I feel guilty for the shorthand and shake off the insistent affirmation in my head and try looking again.
There is a marble table with a wooden board on top of it. Touching sides are 5 homemade charcuteries. There is a black round lamp off to the far end, the kind you would expect to find in an old library in Milan.
There it is. That’s the other suggestion my mind profers up. The furniture, the chairs, the light fittings smack of an elegant school room in Milan.
The charcuterie lined up solemnly and minimally on a marble table. As if waiting to be depicted in a chiaroscuro Caravaggio style still life. Though he did prefer fruit.
The branding is consistently applied to most places my eyes fall. “From farm to pizza”, I see it everywhere, and at it’s less than subtle insistence, I choose that route, including a stracciatella burrata (8.50€) and an eggplant parmigiana (9.9€) for variety.

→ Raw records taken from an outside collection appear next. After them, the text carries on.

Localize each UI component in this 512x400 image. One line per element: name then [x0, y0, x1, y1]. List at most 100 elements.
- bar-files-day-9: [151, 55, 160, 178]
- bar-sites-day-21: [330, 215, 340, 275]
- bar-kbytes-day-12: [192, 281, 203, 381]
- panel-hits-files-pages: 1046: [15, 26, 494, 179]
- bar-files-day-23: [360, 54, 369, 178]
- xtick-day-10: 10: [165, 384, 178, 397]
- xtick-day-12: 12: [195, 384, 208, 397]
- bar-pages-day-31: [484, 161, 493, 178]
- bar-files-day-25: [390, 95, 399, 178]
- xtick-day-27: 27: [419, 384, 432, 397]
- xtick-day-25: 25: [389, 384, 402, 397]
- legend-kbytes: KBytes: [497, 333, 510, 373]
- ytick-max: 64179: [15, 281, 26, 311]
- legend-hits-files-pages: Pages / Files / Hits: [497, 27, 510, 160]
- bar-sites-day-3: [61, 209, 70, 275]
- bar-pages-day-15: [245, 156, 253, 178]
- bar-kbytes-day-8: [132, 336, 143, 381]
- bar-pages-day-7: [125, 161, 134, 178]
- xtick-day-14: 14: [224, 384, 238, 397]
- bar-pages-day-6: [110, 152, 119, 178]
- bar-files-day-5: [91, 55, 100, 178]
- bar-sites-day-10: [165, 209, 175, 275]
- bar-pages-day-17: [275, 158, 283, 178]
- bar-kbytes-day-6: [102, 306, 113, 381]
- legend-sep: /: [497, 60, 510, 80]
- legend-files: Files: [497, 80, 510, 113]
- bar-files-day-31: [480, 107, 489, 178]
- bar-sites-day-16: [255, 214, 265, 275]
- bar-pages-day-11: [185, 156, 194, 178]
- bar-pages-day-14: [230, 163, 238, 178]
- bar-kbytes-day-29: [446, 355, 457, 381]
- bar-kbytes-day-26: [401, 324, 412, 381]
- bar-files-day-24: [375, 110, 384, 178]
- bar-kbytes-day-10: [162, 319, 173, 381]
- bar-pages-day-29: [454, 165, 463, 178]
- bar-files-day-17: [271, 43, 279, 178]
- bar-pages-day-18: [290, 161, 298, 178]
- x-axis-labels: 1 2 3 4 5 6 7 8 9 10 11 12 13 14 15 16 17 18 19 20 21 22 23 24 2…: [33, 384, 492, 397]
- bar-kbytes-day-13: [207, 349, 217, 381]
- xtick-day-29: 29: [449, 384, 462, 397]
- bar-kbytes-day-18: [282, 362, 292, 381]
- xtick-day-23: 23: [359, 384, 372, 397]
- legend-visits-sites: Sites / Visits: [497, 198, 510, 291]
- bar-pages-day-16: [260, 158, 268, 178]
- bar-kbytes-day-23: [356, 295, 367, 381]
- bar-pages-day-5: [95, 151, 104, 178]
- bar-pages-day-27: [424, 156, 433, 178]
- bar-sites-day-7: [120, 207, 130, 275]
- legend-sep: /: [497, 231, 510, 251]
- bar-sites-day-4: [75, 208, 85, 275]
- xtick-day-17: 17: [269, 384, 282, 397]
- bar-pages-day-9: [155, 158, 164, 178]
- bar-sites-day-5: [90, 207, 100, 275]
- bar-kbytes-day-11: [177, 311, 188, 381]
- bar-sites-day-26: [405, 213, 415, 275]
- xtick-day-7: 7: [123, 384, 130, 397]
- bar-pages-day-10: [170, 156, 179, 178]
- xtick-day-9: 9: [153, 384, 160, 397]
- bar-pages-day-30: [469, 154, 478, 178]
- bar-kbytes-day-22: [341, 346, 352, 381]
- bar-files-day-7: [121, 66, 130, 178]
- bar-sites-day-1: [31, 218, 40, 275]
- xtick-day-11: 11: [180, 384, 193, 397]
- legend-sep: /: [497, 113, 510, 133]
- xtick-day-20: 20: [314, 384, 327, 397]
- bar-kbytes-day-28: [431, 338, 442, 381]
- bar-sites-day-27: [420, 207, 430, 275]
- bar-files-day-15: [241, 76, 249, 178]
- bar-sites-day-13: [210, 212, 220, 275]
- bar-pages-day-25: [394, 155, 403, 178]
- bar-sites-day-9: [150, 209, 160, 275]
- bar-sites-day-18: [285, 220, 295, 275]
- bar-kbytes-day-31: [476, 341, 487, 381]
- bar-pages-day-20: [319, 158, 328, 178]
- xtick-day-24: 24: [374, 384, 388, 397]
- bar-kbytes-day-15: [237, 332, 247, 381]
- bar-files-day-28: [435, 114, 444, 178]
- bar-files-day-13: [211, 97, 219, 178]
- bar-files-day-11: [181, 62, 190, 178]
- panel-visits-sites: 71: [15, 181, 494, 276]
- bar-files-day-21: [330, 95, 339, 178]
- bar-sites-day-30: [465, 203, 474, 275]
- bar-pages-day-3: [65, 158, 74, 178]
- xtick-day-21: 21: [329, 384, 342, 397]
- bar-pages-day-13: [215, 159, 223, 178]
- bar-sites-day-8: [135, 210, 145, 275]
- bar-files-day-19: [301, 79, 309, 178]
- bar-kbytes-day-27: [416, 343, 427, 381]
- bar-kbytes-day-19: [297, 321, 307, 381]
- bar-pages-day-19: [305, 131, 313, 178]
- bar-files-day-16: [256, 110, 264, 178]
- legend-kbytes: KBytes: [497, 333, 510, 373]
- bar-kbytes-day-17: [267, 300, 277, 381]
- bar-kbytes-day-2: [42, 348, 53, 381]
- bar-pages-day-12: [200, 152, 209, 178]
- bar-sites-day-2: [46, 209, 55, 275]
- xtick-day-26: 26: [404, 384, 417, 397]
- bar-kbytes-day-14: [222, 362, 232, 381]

If the interior feels Milanesque, then the pizza is Neapolitan. More sauce than cheese, as is typical. This leads my twelve-year-old to start wisecracking when it arrives. “The problem,” she says while waving a tomato sauce laden wedge of pizza precariously over her white t-shirt “, with these fancy pizza places is that they use expensive cheese.” She tries to distribute the sparsely dotted mozzarella cheese more evenly over her slice. “And it’s so expensive that they can only use a little. They would be better off using cheaper cheese so that there would be more of it.”
I try, ineffectively, to explain that this is exactly how this kind of pizza is supposed to be. That she should consider the dough, which is pleasingly elastic, filled with large bubbles and tasty enough that we use the crusts to scoop up the stracciatella. Being a 12-year-old, she is firmly in the Margarita pizza camp. And to her credit, this is probably the wrong pizza to order at Sartoria Panatieri. Because I realize when my number 8 “Spicy Salami” (13.50€) arrives, the magic at Sartoria Panatieri is concentrated in the nubby silhouettes of the home-cured meats that nestle tightly on that marble-topped table.
The pizza dough is superlative, as is the tomato sauce that is spread on liberally. With a pleasing acidic balance, packing lots of umami. To anyone but the most ardent pizza anoraks, these are nuances. What Sartoria Panatieri has broken the mold with, however, are their home-cured meats.
The table next to me orders a selection. And it arrives folded over itself, thin enough that I am sure I could read the menu through the white fat. I must insist that you do not miss this homemade charcuterie; it is a rare thing of beauty.
That leaves the staff. Even if they are not all Italian (though I will hazard a bet that the majority are), I feel they have an unmistakable Italian air. Is it the swagger? The hair? Italian men have good hair; even when they don’t have good head hair, they have good facial hair. All the staff wear spotless white t-shirts with no splatters on them- not even tiny ones. Which, I think, is a trick only Italian men can manage: deflecting tomato sauce off their white t-shirts with only their minds.